= United Nations Youth Associations =

Youth-led NGO's supporting the principles of the United Nations Charter

United Nations Youth Associations (UNYAs) are youth-led NGO's entirely consisting of young volunteers. These associations are supporting the goals and principles of the United Nations Charter and it is their aim to promote these principles and the work of the United Nations among their national civil society.

In August 2011, the United Nations Youth Associations Network (UNYANET) was founded in Vienna. UNYANET is the international network for United Nations Youth Associations and UNA-Youth Sections.

If a country doesn’t have an UNYA, youth can get involved with their local United Nations Association (UNA). If someone does not know if their country has a UNA, contact the World Federation of United Nations Associations (WFUNA) Youth Network.

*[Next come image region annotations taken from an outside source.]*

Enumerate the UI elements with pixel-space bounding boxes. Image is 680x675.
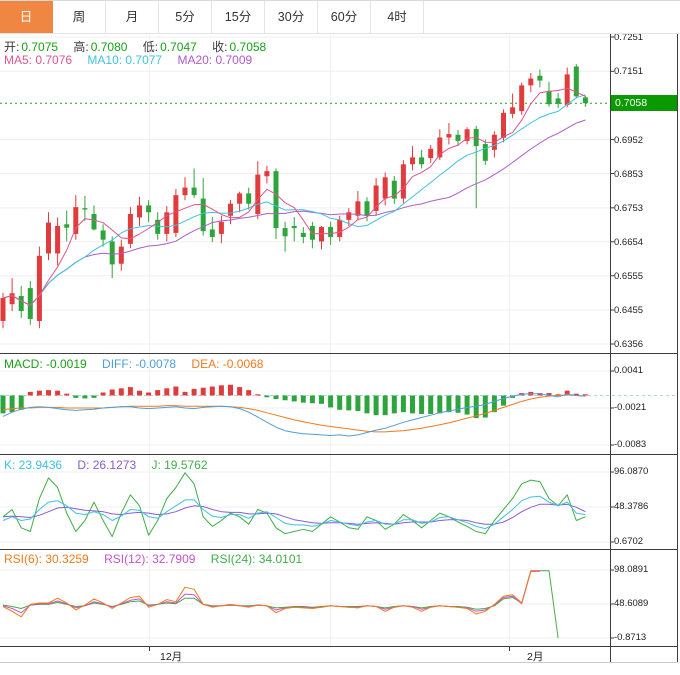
- x-axis-label: 2月: [527, 651, 544, 663]
- d-value: D: 26.1273: [77, 458, 137, 472]
- y-axis-label: -0.8713: [614, 632, 647, 643]
- k-value: K: 23.9436: [4, 458, 63, 472]
- y-axis-label: 0.6654: [614, 237, 644, 248]
- tab-week[interactable]: 周: [53, 1, 106, 33]
- y-axis-label: 48.3786: [614, 501, 649, 512]
- y-axis-label: 0.6952: [614, 135, 644, 146]
- x-axis-label: 12月: [160, 651, 183, 663]
- macd-value: MACD: -0.0019: [4, 357, 87, 371]
- y-axis-label: 0.6853: [614, 169, 644, 180]
- j-line: [2, 472, 586, 538]
- y-axis-label: -0.0021: [614, 402, 647, 413]
- ma5-legend: MA5: 0.7076: [4, 53, 73, 67]
- high-value: 0.7080: [90, 40, 128, 54]
- diff-line: [2, 393, 586, 437]
- period-tab-bar: 日 周 月 5分 15分 30分 60分 4时: [0, 1, 680, 34]
- y-axis-label: 96.0870: [614, 466, 649, 477]
- current-price-badge: 0.7058: [611, 95, 677, 111]
- ma20-legend: MA20: 0.7009: [177, 53, 253, 67]
- y-axis-label: 0.7151: [614, 66, 644, 77]
- y-axis-label: 0.7251: [614, 32, 644, 43]
- close-value: 0.7058: [229, 40, 267, 54]
- macd-bars: [0, 384, 588, 419]
- y-axis-label: 98.0891: [614, 564, 649, 575]
- ma10-line: [2, 94, 586, 306]
- tab-60min[interactable]: 60分: [318, 1, 371, 33]
- rsi24-value: RSI(24): 34.0101: [210, 552, 303, 566]
- tab-15min[interactable]: 15分: [212, 1, 265, 33]
- y-axis-label: -0.0083: [614, 439, 647, 450]
- low-value: 0.7047: [160, 40, 197, 54]
- open-value: 0.7075: [21, 40, 59, 54]
- tab-month[interactable]: 月: [106, 1, 159, 33]
- ma5-line: [2, 87, 586, 306]
- high-label: 高:: [73, 40, 89, 54]
- y-axis-label: 0.6555: [614, 271, 644, 282]
- y-axis-label: 0.0041: [614, 365, 644, 376]
- rsi12-value: RSI(12): 32.7909: [104, 552, 196, 566]
- k-line: [2, 495, 586, 530]
- candles-group: [0, 64, 588, 329]
- macd-legend: MACD: -0.0019 DIFF: -0.0078 DEA: -0.0068: [4, 357, 265, 371]
- y-axis-label: 0.6753: [614, 203, 644, 214]
- y-axis-label: 48.6089: [614, 598, 649, 609]
- tab-30min[interactable]: 30分: [265, 1, 318, 33]
- y-axis-label: 0.6356: [614, 339, 644, 350]
- rsi6-line: [2, 570, 540, 618]
- ohlc-legend: 开: 0.7075 高: 0.7080 低: 0.7047 收: 0.7058: [4, 38, 268, 55]
- ma10-legend: MA10: 0.7077: [87, 53, 163, 67]
- y-axis-label: 0.6455: [614, 305, 644, 316]
- y-axis-label: 0.6702: [614, 536, 644, 547]
- tab-day[interactable]: 日: [0, 1, 53, 33]
- open-label: 开:: [4, 40, 20, 54]
- close-label: 收:: [212, 40, 228, 54]
- diff-value: DIFF: -0.0078: [102, 357, 177, 371]
- d-line: [2, 503, 586, 525]
- ma-legend: MA5: 0.7076 MA10: 0.7077 MA20: 0.7009: [4, 53, 254, 67]
- rsi24-line: [2, 570, 559, 639]
- rsi-legend: RSI(6): 30.3259 RSI(12): 32.7909 RSI(24)…: [4, 552, 304, 566]
- dea-value: DEA: -0.0068: [191, 357, 264, 371]
- tab-4hour[interactable]: 4时: [371, 1, 424, 33]
- j-value: J: 19.5762: [151, 458, 208, 472]
- tab-5min[interactable]: 5分: [159, 1, 212, 33]
- ma20-line: [2, 119, 586, 306]
- kdj-legend: K: 23.9436 D: 26.1273 J: 19.5762: [4, 458, 210, 472]
- low-label: 低:: [142, 40, 159, 54]
- rsi6-value: RSI(6): 30.3259: [4, 552, 89, 566]
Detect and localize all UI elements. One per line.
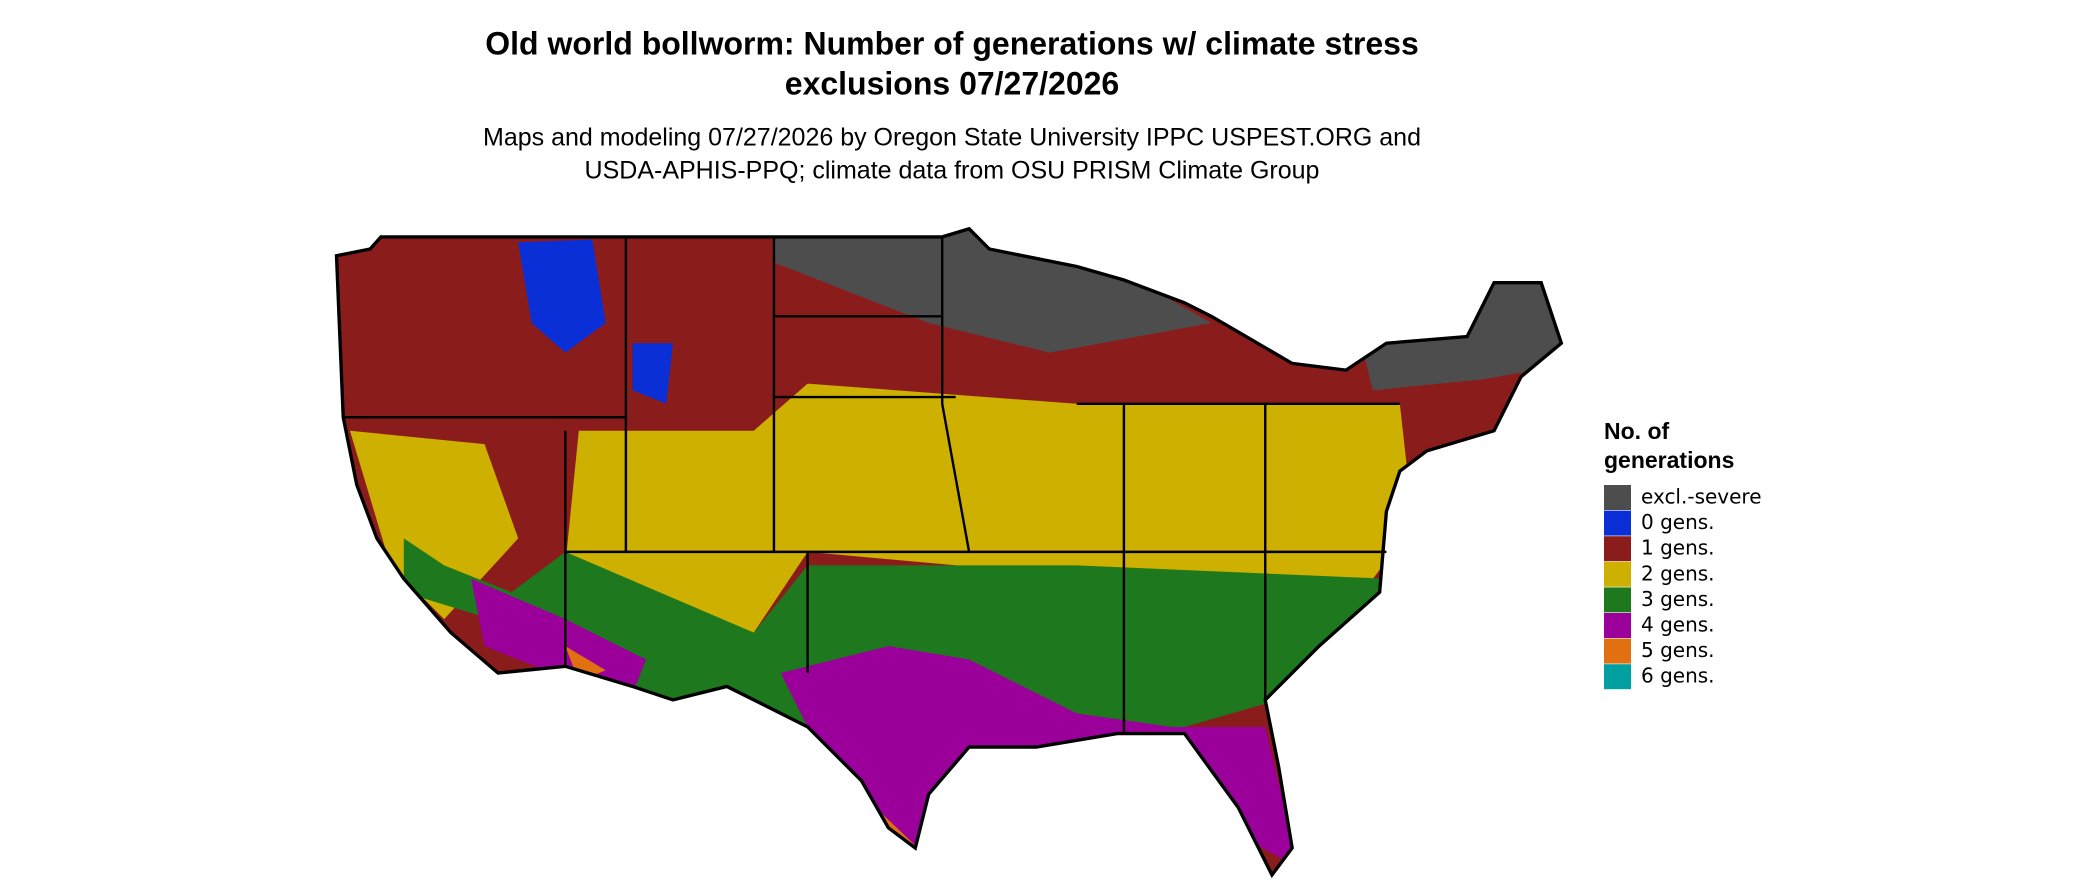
legend-label: 6 gens. [1641, 664, 1715, 688]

WFUNA is a global nongovernmental nonprofit membership organization of UNAs in over 100 countries. The WFUNA Youth Network is a network of UN Youth Associations and UNA youth sections/youth wings from all around the world.

==UNYA Activities==
UNYAs conduct a variety of activities, some of which are:

- Model United Nations, a simulation of a UN meeting for high school students
- Education programmes for primary and secondary school students to inform them about the work of the United Nations
- Speakers events and panel discussions
- UN Youth Delegate programmes

==Different organizational forms for UNYAs==
===UNYA/UNSA/UNYSA===
Young people might set up an independent organization – a United Nations Youth (or Students) Association – that works independently, but often in cooperation with their country’s United Nations Association (UNA). In these cases, the relationship between the UNYA and the UNA takes various forms ranging from the UNYA and the UNA being independent organizations that coordinate on an ad hoc basis to the UNYA having a seat in the UNAs board. There are also United Nations Associations that do not have "Youth" in their title but that are almost entirely composed and governed by youth.

===UNA-Youth Sections===
Often, there are Youth Sections within the UNA acting as a youth organization but within the UNAs structure.